Visions du Réel: Kombinat, viaggio nella città russa dell’acciaio

Magnitogorsk, nel cuore della Russia, a sud degli Urali: scenario d’acciaio di una città industriale, pensata da Stalin per ospitare quella che a lungo è stata la più grande acciaieria sovietica. Urbanistica lineare, una lunga strada ai cui bordi insiste la città che ospita le famiglie degli operai della fabbrica. Che si chiamava e si chiama ancora Kombinat e che dà il nome al documentario che lo svizzero Gabriel Tejedor è andato a girare lì, proposto in Concorso a Visions du Réel 51, edizione on line. Lavoro a schema osservativo, che si innesta nelle giornate di tre famiglie di operai più o men giovani, sicuramente generazione post perestrojka, cresciuta quando ormai Magnitogorsk non era più una città chiusa, luogo industriale strategico dell’Unione Sovietica, precluso agli occhi stranieri. Tejedor allora non avrebbe potuto muoversi tra questa gente per osservare le loro giornate, oggi invece l’acciaieria è lì, davanti al suo obiettivo, fuma dalle ciminiere sullo sfondo della città e disegna sagome notturne affascinanti. Il film ce la mostra come una struttura che crea la cornice esistenziale per queste persone.

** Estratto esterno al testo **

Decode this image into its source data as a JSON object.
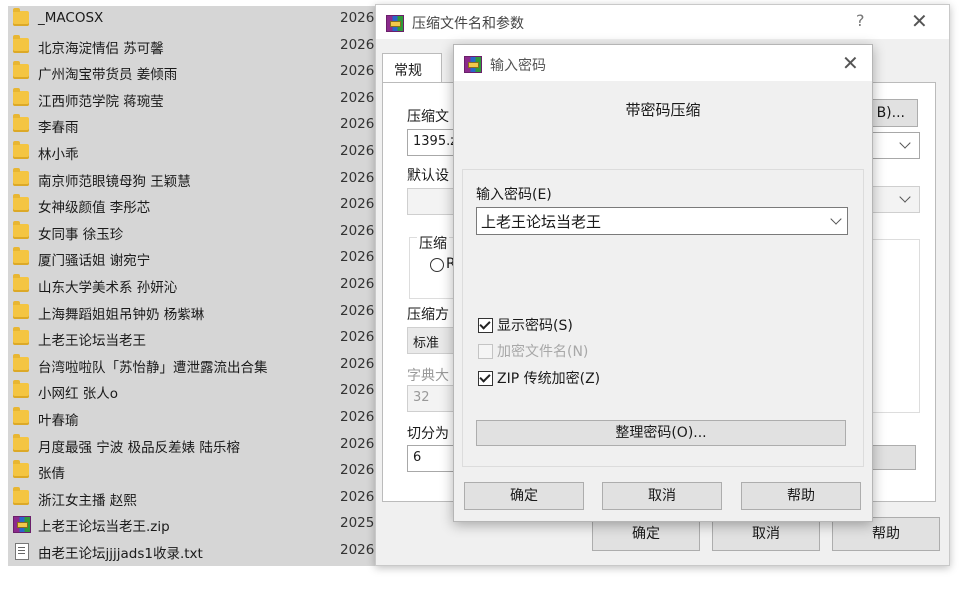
{
  "file_list": {
    "items": [
      {
        "name": "_MACOSX",
        "date": "2026",
        "type": "folder"
      },
      {
        "name": "北京海淀情侣 苏可馨",
        "date": "2026",
        "type": "folder"
      },
      {
        "name": "广州淘宝带货员 姜倾雨",
        "date": "2026",
        "type": "folder"
      },
      {
        "name": "江西师范学院 蒋琬莹",
        "date": "2026",
        "type": "folder"
      },
      {
        "name": "李春雨",
        "date": "2026",
        "type": "folder"
      },
      {
        "name": "林小乖",
        "date": "2026",
        "type": "folder"
      },
      {
        "name": "南京师范眼镜母狗 王颖慧",
        "date": "2026",
        "type": "folder"
      },
      {
        "name": "女神级颜值 李彤芯",
        "date": "2026",
        "type": "folder"
      },
      {
        "name": "女同事 徐玉珍",
        "date": "2026",
        "type": "folder"
      },
      {
        "name": "厦门骚话姐 谢宛宁",
        "date": "2026",
        "type": "folder"
      },
      {
        "name": "山东大学美术系 孙妍沁",
        "date": "2026",
        "type": "folder"
      },
      {
        "name": "上海舞蹈姐姐吊钟奶 杨紫琳",
        "date": "2026",
        "type": "folder"
      },
      {
        "name": "上老王论坛当老王",
        "date": "2026",
        "type": "folder"
      },
      {
        "name": "台湾啦啦队「苏怡静」遭泄露流出合集",
        "date": "2026",
        "type": "folder"
      },
      {
        "name": "小网红 张人o",
        "date": "2026",
        "type": "folder"
      },
      {
        "name": "叶春瑜",
        "date": "2026",
        "type": "folder"
      },
      {
        "name": "月度最强 宁波 极品反差婊 陆乐榕",
        "date": "2026",
        "type": "folder"
      },
      {
        "name": "张倩",
        "date": "2026",
        "type": "folder"
      },
      {
        "name": "浙江女主播 赵熙",
        "date": "2026",
        "type": "folder"
      },
      {
        "name": "上老王论坛当老王.zip",
        "date": "2025",
        "type": "zip"
      },
      {
        "name": "由老王论坛jjjjads1收录.txt",
        "date": "2026",
        "type": "txt"
      }
    ]
  },
  "archive_dialog": {
    "title": "压缩文件名和参数",
    "help": "?",
    "close": "✕",
    "tab_general": "常规",
    "archive_name_label": "压缩文",
    "archive_name_value": "1395.z",
    "browse_button": "B)...",
    "default_profile_label": "默认设",
    "format_group_label": "压缩",
    "format_radio_label": "R",
    "method_label": "压缩方",
    "method_value": "标准",
    "dict_label": "字典大",
    "dict_value": "32",
    "split_label": "切分为",
    "split_value": "6",
    "ok": "确定",
    "cancel": "取消",
    "help_button": "帮助"
  },
  "password_dialog": {
    "title": "输入密码",
    "close": "✕",
    "heading": "带密码压缩",
    "password_label": "输入密码(E)",
    "password_value": "上老王论坛当老王",
    "show_password": "显示密码(S)",
    "encrypt_names": "加密文件名(N)",
    "zip_legacy": "ZIP 传统加密(Z)",
    "organize_button": "整理密码(O)...",
    "ok": "确定",
    "cancel": "取消",
    "help": "帮助"
  },
  "checkbox_state": {
    "show_password": true,
    "encrypt_names": false,
    "zip_legacy": true
  }
}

L’incipit è potente: un travelling notturno che segue lo snodarsi di tubi nel perimetro del Kombinat, a snidare il luogo di lavoro che accoglie gli operai. Poi la narrazione si spinge però negli interni domestici dei lavoratori, cercando la relazioni familiari: mogli, figlie adolescenti, bimbi, genitori anziani.

 

 

Ma ciò che interessa Tejedor non sono tanto la vite private, quanto lo scenario d’insieme della città, il tenersi di queste persone attorno a un’idea di comunità che evidentemente funziona in maniera identitaria rispetto all’acciaieria. La grande festa dei lavoratori che si sta preparando diventa lo specchio in cui si riflette il ruolo di ognuno e offre la visione complessiva di una Russia putiniana che ingloba quella sovietica e ne marca la distanza. I vecchi genitori vedono nello zar contemporaneo un eroe, i giovani ne discernono l’autoritarismo, tutti insieme prendono parte alla festa. Chi ballando la salsa, seguendo i passi appresi sera dopo sera nella scuola di danza della città, il ragazzino che recita la poesia sull’operaio, le adolescenti che marciano in divisa…Kombinat offre insomma uno spaccato di cosa significa essere russi oggi, ma anche una visione in trasparenza della matrice storica da cui prende le mosse, quel passo stalinista della realtà che si è disperso, ma ha lasciato l’impronta. E il confronto indiretto, ancor più forte, è con gli scenari sociali delle città industriali occidentali, perché la sensazione che a Magnitogorsk il proletariato abbia ancora una sua identità è forte, tanto quanto netta è la consapevolezza della disfunzione identitaria vissuta dai lavoratori delle nostre acciaierie, per i quali l’idea di appartenenza a una “classe” è ormai assolutamente astrusa. Il film ha dunque la forza di tenere insieme una narrazione problematica ma anche lineare, in cui le figure alle quali in regista si affianca con attenzione diventano le punte di un compasso che traccia un perimetro identitario tanto problematico quanto unitario.